The Emperor stands for government, law and order, other big, hierarchical organisations. He is the Armed Forces, the Police, the Civil Service.

He is the guiding principle of protection and of the guardian at work in society and in the home. See those ram’s heads on the arms of his throne? The Emperor is associated with the sign of Aries, the fiery ram.
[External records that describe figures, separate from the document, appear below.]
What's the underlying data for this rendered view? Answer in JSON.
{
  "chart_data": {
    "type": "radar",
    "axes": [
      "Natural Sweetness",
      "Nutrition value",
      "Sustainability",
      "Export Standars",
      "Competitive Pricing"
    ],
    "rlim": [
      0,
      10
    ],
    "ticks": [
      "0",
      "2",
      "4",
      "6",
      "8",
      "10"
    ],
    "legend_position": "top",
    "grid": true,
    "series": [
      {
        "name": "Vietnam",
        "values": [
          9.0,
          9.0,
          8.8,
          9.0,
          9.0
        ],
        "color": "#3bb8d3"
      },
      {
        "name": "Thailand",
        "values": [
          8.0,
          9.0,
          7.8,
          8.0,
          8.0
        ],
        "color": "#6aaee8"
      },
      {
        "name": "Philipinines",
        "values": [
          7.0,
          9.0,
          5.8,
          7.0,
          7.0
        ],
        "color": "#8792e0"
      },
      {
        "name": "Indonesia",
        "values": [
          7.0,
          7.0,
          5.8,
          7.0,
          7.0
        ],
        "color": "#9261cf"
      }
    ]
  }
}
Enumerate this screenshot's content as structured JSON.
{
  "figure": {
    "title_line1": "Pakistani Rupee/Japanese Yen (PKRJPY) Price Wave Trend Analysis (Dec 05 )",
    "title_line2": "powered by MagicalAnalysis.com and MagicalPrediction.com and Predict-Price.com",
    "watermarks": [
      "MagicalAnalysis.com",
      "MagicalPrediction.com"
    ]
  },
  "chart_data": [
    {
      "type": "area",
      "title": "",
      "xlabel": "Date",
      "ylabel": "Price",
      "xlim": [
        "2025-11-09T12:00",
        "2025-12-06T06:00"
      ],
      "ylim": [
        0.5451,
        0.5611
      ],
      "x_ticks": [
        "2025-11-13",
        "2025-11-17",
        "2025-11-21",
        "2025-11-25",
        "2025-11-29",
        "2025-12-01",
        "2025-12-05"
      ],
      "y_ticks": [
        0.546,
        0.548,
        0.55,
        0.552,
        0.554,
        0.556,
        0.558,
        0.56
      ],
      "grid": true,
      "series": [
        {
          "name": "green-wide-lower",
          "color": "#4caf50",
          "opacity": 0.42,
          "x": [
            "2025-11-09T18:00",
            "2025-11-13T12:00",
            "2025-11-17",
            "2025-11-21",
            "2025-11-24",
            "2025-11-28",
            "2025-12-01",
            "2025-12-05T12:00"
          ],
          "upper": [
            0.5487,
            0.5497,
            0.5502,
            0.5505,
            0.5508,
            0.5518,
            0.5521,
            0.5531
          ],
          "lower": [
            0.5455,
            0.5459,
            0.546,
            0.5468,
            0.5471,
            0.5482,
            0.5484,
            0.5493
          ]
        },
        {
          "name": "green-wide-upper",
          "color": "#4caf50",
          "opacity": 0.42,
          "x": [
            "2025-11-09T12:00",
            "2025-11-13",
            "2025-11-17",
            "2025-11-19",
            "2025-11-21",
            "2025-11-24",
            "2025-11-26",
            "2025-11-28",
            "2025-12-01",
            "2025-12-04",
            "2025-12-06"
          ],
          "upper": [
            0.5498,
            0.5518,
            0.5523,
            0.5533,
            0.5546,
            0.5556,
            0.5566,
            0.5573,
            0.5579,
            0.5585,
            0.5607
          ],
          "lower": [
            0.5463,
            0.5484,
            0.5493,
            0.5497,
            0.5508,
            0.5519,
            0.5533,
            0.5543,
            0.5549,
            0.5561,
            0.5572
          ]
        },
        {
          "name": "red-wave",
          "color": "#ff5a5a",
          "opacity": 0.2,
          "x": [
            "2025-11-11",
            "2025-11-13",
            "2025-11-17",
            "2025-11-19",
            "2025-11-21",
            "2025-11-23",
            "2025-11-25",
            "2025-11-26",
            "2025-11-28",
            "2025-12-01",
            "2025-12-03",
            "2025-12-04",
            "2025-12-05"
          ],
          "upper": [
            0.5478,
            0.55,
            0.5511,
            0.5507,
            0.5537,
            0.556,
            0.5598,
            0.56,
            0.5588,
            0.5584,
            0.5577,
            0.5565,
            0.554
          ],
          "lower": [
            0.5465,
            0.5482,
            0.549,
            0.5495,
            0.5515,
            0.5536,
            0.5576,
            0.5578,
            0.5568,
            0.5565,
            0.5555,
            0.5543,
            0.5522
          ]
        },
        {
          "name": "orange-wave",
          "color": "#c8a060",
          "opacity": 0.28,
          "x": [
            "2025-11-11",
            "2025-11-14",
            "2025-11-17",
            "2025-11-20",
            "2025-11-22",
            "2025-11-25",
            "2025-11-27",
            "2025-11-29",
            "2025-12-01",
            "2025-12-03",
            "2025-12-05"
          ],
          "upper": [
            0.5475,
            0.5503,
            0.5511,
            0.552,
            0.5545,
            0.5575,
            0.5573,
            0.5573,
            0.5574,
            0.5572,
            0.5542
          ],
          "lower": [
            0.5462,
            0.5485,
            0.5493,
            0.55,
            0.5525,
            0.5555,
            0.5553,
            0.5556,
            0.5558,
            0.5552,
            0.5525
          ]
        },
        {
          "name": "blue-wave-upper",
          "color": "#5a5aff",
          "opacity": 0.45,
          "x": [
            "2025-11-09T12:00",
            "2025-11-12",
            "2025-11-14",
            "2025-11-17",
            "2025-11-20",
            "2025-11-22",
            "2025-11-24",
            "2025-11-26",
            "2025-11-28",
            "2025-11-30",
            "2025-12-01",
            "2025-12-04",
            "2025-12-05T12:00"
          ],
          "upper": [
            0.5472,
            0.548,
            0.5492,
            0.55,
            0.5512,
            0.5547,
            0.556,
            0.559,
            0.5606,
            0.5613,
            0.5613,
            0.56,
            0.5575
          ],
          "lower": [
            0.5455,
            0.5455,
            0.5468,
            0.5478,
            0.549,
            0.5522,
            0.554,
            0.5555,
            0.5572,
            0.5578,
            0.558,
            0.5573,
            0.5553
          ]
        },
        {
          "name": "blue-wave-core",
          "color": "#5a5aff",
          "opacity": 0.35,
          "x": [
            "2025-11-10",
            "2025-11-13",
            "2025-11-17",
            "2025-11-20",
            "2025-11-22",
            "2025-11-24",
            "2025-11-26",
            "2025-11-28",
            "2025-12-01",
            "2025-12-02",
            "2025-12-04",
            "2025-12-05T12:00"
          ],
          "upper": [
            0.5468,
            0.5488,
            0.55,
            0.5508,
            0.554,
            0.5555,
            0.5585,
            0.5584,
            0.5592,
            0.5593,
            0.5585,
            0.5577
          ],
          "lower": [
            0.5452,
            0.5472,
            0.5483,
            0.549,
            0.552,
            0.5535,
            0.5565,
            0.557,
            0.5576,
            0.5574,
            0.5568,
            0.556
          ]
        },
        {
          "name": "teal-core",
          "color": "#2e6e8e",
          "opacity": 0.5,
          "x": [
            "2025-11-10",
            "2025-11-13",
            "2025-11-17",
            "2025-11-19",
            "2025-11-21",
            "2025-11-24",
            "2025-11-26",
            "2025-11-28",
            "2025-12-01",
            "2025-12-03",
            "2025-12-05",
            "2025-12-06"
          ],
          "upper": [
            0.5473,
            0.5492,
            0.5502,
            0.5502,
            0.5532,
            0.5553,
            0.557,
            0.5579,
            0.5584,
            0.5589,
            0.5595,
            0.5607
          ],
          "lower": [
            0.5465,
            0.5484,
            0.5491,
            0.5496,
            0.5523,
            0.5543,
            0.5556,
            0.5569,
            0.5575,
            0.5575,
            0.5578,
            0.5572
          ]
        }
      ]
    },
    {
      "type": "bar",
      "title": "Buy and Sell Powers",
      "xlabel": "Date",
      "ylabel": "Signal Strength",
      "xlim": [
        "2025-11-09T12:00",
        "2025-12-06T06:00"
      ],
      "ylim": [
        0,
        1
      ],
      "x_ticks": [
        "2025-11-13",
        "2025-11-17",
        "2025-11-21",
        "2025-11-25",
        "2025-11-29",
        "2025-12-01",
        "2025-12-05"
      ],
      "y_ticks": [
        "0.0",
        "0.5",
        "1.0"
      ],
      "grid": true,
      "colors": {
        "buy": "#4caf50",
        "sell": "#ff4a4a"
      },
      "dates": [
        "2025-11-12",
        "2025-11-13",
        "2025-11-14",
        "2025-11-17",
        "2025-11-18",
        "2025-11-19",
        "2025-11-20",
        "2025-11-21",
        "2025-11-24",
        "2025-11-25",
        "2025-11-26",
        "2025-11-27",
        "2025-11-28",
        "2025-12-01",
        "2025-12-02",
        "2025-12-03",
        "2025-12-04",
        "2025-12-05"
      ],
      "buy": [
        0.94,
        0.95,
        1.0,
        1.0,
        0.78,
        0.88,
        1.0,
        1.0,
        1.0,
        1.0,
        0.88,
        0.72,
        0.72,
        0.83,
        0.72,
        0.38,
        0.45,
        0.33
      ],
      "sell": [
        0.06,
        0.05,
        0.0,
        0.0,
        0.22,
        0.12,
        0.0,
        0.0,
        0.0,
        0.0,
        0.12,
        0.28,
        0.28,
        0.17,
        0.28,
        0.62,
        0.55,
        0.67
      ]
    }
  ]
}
It may indicate a future event occurring at that time of year.

Image below is The Emperor from The Gilded Tarot, by kind permission of Ciro Marchetti

GildedEmperor
From The Gilded Tarot

The Emperor in his true dignity is strength with justice, courage with reason: a defender, a chevalier, a sheltering tree, nests held safely in his branches. He is rule with mercy, compassion for the weak. He upholds fair play, raising his shield so not everyone sheltering behind it gets splattered with rubbish and  er…manure.

He has another side to him of course: war, dictatorship, tyranny, petty officialdom, overbearing bureaucracy. The card may alternatively signify absence of structure and leadership. A bully. The Emperor Reversed is a very serious matter. War.

Michaelangelo, Sistine Chapel

But greetings are due to The Emperor at the top of his game –  best friend to womankind; those men that we love, and what we love best in men, sons of the red earth.

Let your Emperor wear his crown and ermine every now and then.

You may be an Empress, and you can wear yours too.

Greetings to the Tarot’s beloved Emperor.